I have been developing a model for forecasting crime volume in San Francisco, informed through publicly available historical data going back ten years. Volumes are generated through a sum of choices from normal distributions by crime category, as informed from the past data. By shifting the mean of this distribution, I have accounted for day of the week trends (Friday being a higher crime day than Tuesday) and a long-term linear decrease.

The last tweak is to account for monthly shifts. Here's a plot lacking severely in elegance to give a quick idea as to the magnitudes by year. Each year, I took the mean of the twelve months and differenced the actual number by month from the mean.

The clearest trend is that February and December reside below the mean. To include this numerically, I've taken an average of the percentage away from the mean by year. A quick example will make this more clear.

In '03, 13482 crimes were reported in January. The mean of that year was 12741. 13482-12741 ~ 740. As a percentage of the mean, 740/12741 ~5.8%. Doing this for each January, year by year, and averaging those percentages yields 3.5%. Doing this for each month, the list looks like
January ~ 3.5%        ~ 0.00115
February ~ -6.2%    ~ -0.00222
March ~ 3.6%         ~ 0.001185
April ~ -0.6%          ~ -0.000218
May ~ 1.6%             ~ 0.0000538
June ~ -3.8%            ~ -0.001285
July ~ 0.02%           ~ 0.0000711
August ~ 3.5%          ~ 0.001142
September~ 1.6%     ~ 0.000533
October ~ 5.2%        ~ 0.00167
November ~ -3.0%   ~ -0.001011
December ~ -5.6%   ~ -0.00183

As a sanity check, the sum of these should be close to zero. Taking the full, "unapproximated" values in R yields a number raised to the -17th so ~0. To include these percentages as a modifier to a daily volume forecast, I need to translate these numbers into a daily shift. This percentage does not need to be geometric like the long-term decrease because the mean is effectively being reset at each run.
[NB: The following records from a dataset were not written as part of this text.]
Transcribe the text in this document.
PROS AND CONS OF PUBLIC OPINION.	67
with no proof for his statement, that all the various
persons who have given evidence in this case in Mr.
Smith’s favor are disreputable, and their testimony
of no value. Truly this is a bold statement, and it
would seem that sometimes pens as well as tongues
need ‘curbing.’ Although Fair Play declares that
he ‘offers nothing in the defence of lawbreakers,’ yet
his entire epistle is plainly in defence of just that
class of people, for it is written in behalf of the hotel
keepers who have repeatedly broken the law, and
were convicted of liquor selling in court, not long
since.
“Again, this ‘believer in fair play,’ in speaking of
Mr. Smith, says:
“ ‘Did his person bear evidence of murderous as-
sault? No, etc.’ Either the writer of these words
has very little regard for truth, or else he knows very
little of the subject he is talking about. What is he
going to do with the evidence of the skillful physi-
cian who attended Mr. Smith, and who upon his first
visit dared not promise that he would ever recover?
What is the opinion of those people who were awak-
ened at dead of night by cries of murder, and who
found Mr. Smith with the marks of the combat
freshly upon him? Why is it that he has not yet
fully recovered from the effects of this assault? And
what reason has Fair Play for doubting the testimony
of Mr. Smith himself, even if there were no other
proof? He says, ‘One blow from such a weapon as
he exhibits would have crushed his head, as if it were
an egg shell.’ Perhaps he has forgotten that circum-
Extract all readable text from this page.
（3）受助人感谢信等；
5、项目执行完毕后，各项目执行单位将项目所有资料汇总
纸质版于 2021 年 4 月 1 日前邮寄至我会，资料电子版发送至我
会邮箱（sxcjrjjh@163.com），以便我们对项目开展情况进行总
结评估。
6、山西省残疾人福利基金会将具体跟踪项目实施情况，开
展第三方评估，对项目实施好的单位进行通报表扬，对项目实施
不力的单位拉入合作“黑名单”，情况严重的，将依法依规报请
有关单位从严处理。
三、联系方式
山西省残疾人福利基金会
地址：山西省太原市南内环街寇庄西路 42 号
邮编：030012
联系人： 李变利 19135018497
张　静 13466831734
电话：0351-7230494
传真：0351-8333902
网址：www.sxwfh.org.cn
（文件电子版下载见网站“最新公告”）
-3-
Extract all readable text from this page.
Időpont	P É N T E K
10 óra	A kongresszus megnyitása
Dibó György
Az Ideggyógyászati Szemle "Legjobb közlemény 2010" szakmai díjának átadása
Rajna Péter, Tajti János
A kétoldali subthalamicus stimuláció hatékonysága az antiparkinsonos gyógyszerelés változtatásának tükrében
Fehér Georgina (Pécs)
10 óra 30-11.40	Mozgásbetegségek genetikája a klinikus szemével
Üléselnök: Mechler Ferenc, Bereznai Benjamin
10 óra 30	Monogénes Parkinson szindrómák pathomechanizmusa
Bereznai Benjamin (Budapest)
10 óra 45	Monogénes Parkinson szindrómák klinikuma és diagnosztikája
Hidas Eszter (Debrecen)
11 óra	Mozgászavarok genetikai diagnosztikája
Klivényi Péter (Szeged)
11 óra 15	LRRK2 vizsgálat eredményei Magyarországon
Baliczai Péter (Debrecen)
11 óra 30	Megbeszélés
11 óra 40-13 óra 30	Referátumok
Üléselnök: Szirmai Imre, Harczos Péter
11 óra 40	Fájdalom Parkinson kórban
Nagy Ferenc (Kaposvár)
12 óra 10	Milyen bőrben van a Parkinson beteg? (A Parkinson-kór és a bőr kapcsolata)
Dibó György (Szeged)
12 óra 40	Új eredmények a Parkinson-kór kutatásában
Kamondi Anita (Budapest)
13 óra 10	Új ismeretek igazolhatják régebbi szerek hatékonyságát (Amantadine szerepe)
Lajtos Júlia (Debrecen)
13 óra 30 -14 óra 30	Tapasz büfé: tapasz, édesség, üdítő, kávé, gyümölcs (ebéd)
On an annual basis, this monthly tweak should redistribute when the crime volume occurs, but not change the total volume.

The second number trailing the percent is the daily shift that accounts for the monthly shift, by dividing the percentage by the number of days in that month and ignoring leap years.

My model is a simple conditional tweak to the means of normal distributions informed by past crimes. To put this new shift in, the past mean calculation,
Mean = Historical Mean * [ (Geometric Average Decrease)^(Number of Forecast Days) + (Day of Week Shift)]
will include a new component so that
Mean = His Mean * [(GeoAvgDec)^(NumOfDays) + (DoW Mod) + (Month of Year Mod)]

The result will be a redistribution of forecast volume which will stay consistent with annual expectations.

Above is the new method including the monthly modifier and below is the previous forecast using only a day of the week shift and a long-term shift. By inspection, it is seen that this model still does not forecast extreme events but inclusion of this new modifier has spread the distribution out rather than clustering so heavily around the downward linear trend.

The next step is to account for the fat tail events, and keeping in mind the longer term goal of putting forecasts in the context of Monte Carlo simulations.